Frank J. Oteri
Photo by Melissa Richard
For years, I’ve entertained a fetish for being in spaces that took me away from the present day: walking through ancient ruins like Macchu Picchu in Peru or Volubilis in Morocco, sleeping in Colonial B&Bs in the Northeast or Antebellum homes in the Deep South, or even drinking in 19th-century Manhattan saloons where the encroachment of things like television sets and cell phones seem tantamount to desecration. Yet escapism into the past has never been what has drawn me to music and has never been my experience in the concert hall, even when hearing an orchestra.
It has so often been claimed by both the orchestra’s defenders as well as its detractors that the overriding purpose of an orchestra is to function as a repertory company, curating the “great works of the orchestral literature” to make them available to present and future generations. But knowing something about the history of the orchestra has always made such a viewpoint somewhat suspect to me.
For starters, the orchestra as we know it today is really not a very old institution. While large groups of musicians playing together on heterogenous groups of instruments have been a basic social enterprise in cultures throughout the world for thousands of years, what most people think of as an “orchestra” is much more specific and much more recent. The modern symphony orchestra evolved out of a central European tradition that only goes back to the 17th century, if that. The instruments most standard orchestras play, even when performing music of the 18th century, kept evolving through the orchestra’s short history and were not in fact standardized until late into the 19th century. And so did the repertoire.

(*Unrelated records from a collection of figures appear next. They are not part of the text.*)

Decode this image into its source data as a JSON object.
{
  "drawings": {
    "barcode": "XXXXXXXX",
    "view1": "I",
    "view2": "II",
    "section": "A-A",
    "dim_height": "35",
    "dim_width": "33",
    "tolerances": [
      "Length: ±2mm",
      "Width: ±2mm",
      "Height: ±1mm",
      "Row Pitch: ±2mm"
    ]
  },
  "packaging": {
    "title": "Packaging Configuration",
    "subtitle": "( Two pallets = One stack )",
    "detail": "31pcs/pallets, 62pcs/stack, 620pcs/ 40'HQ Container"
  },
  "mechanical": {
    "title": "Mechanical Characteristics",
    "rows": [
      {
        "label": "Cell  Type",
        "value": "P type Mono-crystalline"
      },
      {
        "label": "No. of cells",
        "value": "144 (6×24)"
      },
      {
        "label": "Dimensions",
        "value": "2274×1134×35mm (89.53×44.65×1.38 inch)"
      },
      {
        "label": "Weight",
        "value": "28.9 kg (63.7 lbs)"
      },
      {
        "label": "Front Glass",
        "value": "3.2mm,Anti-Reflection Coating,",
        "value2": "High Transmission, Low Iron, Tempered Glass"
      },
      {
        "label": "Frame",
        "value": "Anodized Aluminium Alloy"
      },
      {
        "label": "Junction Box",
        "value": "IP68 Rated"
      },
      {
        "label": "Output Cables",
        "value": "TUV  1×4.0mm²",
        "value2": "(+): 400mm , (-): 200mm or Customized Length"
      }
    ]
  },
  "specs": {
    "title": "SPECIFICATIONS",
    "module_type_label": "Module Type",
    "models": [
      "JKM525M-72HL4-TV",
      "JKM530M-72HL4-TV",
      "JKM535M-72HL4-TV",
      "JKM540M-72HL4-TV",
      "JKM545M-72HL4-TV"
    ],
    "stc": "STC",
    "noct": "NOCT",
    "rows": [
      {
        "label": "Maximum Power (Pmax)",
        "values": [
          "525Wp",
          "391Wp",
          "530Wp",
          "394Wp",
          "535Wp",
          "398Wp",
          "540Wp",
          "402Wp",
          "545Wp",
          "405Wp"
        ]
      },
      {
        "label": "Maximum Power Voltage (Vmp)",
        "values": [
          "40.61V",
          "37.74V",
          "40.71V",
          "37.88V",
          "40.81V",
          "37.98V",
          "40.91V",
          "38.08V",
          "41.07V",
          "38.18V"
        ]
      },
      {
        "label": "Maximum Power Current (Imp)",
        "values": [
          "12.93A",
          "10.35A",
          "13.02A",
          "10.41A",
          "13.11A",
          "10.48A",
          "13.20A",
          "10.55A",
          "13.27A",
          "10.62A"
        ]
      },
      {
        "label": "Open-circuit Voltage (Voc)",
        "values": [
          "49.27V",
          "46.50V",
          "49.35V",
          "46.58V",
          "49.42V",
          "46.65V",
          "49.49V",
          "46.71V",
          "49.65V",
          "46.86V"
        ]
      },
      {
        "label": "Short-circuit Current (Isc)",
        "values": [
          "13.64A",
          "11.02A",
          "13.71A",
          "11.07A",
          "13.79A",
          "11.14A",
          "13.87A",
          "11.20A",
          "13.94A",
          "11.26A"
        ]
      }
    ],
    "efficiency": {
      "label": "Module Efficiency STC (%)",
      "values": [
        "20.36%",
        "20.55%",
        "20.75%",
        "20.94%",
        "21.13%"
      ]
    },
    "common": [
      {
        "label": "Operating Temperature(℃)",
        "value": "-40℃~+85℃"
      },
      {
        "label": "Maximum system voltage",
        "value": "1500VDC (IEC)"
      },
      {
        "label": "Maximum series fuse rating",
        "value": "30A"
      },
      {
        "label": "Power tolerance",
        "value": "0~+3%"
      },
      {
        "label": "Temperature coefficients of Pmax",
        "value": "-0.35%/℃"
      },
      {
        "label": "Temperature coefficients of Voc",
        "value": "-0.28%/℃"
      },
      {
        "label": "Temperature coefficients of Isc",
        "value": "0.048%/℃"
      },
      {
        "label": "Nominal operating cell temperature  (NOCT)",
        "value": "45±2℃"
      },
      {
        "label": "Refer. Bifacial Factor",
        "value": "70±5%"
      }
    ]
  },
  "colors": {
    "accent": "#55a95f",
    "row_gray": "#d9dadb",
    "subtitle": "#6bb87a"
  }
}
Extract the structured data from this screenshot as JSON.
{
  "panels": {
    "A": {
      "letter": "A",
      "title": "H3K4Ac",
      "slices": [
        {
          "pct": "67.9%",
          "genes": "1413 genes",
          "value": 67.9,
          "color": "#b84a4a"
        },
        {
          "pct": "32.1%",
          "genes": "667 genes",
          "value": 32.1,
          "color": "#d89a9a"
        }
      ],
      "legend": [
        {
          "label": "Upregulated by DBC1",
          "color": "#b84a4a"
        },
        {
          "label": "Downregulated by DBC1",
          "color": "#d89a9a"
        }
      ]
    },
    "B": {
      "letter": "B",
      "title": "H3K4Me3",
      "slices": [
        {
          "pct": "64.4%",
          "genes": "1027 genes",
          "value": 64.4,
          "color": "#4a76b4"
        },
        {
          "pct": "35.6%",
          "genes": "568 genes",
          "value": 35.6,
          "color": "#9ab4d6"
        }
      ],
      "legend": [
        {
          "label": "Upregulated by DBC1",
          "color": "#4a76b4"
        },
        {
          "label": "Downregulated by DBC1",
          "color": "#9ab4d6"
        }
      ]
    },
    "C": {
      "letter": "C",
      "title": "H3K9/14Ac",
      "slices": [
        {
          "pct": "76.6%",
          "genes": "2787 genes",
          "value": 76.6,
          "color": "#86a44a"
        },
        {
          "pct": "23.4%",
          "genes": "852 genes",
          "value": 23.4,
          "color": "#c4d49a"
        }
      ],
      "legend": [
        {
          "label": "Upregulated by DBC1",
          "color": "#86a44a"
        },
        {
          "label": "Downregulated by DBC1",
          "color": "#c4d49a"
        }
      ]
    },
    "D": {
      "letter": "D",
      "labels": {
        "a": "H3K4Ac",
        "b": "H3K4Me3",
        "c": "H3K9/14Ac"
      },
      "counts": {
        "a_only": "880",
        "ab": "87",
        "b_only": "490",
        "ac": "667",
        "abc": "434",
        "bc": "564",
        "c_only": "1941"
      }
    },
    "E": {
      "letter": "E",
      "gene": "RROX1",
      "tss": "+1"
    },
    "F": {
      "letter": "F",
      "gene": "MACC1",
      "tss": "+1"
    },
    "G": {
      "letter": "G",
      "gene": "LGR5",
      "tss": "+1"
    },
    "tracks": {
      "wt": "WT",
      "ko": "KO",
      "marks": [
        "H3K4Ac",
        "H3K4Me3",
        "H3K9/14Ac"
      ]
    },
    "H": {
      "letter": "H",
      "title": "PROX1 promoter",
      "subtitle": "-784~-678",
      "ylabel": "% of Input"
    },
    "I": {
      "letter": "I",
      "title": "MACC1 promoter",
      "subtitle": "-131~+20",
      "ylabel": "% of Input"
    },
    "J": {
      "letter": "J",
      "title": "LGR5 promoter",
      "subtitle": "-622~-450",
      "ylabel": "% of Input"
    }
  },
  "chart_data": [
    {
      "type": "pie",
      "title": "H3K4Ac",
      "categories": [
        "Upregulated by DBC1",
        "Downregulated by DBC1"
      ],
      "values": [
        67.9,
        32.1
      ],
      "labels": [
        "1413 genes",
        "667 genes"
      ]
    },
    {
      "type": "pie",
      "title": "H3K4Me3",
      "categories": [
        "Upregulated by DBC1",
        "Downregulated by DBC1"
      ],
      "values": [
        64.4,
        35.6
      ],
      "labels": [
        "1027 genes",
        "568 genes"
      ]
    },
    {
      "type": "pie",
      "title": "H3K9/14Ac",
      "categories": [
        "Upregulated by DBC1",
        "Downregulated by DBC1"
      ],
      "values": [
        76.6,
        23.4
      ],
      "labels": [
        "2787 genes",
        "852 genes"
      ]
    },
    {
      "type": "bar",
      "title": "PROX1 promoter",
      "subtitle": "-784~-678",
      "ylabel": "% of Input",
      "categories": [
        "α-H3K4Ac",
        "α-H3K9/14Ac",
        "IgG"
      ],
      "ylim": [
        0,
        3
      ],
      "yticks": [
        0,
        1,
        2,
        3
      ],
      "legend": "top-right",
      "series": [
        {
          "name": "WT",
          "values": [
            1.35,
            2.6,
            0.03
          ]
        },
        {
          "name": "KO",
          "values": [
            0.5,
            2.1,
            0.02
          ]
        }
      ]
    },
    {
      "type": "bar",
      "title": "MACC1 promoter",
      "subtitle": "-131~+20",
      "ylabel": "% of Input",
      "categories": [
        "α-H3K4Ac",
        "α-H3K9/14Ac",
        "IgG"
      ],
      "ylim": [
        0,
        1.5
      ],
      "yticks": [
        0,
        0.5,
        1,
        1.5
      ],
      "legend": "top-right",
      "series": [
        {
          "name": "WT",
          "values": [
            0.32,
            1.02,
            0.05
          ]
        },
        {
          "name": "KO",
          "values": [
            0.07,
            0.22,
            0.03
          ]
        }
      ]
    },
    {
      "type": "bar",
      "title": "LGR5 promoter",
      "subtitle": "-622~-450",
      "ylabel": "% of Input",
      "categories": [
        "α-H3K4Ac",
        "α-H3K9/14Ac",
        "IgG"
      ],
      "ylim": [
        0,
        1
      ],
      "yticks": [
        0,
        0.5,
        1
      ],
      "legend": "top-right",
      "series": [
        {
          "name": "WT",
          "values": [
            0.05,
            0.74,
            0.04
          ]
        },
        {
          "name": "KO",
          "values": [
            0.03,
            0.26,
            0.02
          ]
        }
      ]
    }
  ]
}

But then, sometime in the 20th century, a fundamental shift occurred. New instruments stopped being added to the orchestra, instruments in the orchestra stopped evolving, and new repertoire created for orchestras, though more plentiful than that of any other century, was programmed less and less frequently. The orchestra was marketed as representative of the high culture toward which we should aspire. (Of course, the problem with the concept of aspiration is that it implies never actually achieving.)
This latter day interpretation of the role of the orchestra, however, not only contradicts what an orchestra was historically but does a disservice to the historical repertoire it attempts to serve. If the entire history of orchestral literature prior to the late 19th century is presented through the filter of what the late-19th-century orchestra was, how does that help us to better understand the music of the 18th century, or even the early 19th century. And if, in fact, the point is not to understand the music of those times on its own terms, but rather to make the music of the past meaningful for the present, then why present it with instruments of the past? Why not continue to evolve both the instruments and the repertoire to reflect the present?
Well, in fact, not only did the repertoire for the orchestra receive its greatest bounty in the past century, but instruments continued to evolve and these further evolved instruments play an important role in much of this repertoire. And, as a majority of the evolutions of the 20th century were in the realm of electronics, so too have they been in music.
This October, the American Composers Orchestra embarks on a bold endeavor, a decade-long Orchestra Tech initiative that will involve concerts, symposia, and long-range strategic planning. In collaboration with the ACO, we present a special issue of NewMusicBox devoted to the intersection of the orchestra and technology. We present a heated discussion between technology guru Ray Kurzweil, composer Tod Machover, and Gil Rose, Music Director of the Boston Modern Orchestra Project. Elliott Schwartz reveals the whole secret history of electronic incursions into the orchestra over the past 100 some odd years, and we’ve supplemented that with a lengthy list of repertoire to explore. We’ve asked composers Alvin Lucier and Laurie Spiegel as well as Sequenza21 contributing editor Joshua Cohen and L.A. Philharmonic Executive Director Deborah Borda to speak about the feasibility and desirability of the words of orchestra and electronics coming together, and we ask you to share your thoughts on the positive and negative impact of such a union.
In addition, this month’s NewMusicBox includes profiles of Golan Levin, composer of a recently premiered work for a huge ensemble of cell phones (hopefully never to be performed in a 19th-century Manhattan saloon!), and Mark Adamo, who has gone back to Ancient Greece to find the inspiration for his latest opera. Dean Suzuki ponders what composer training should be, and Greg Sandow examines the role that music can have in the wake of the horrible tragedies of September 11th. We also offer audio shapshots of 27 new recordings as well as information about even more concerts featuring American repertoire (both technology-infused and not) all over the map.
Of course, thanks to technology, this map gets smaller and smaller as we progress further into the 21st century, and hopefully continue to find the common ground between Macchu Picchu, Volubilis, Vermont, and Charleston in our ever-shifting musical landscape.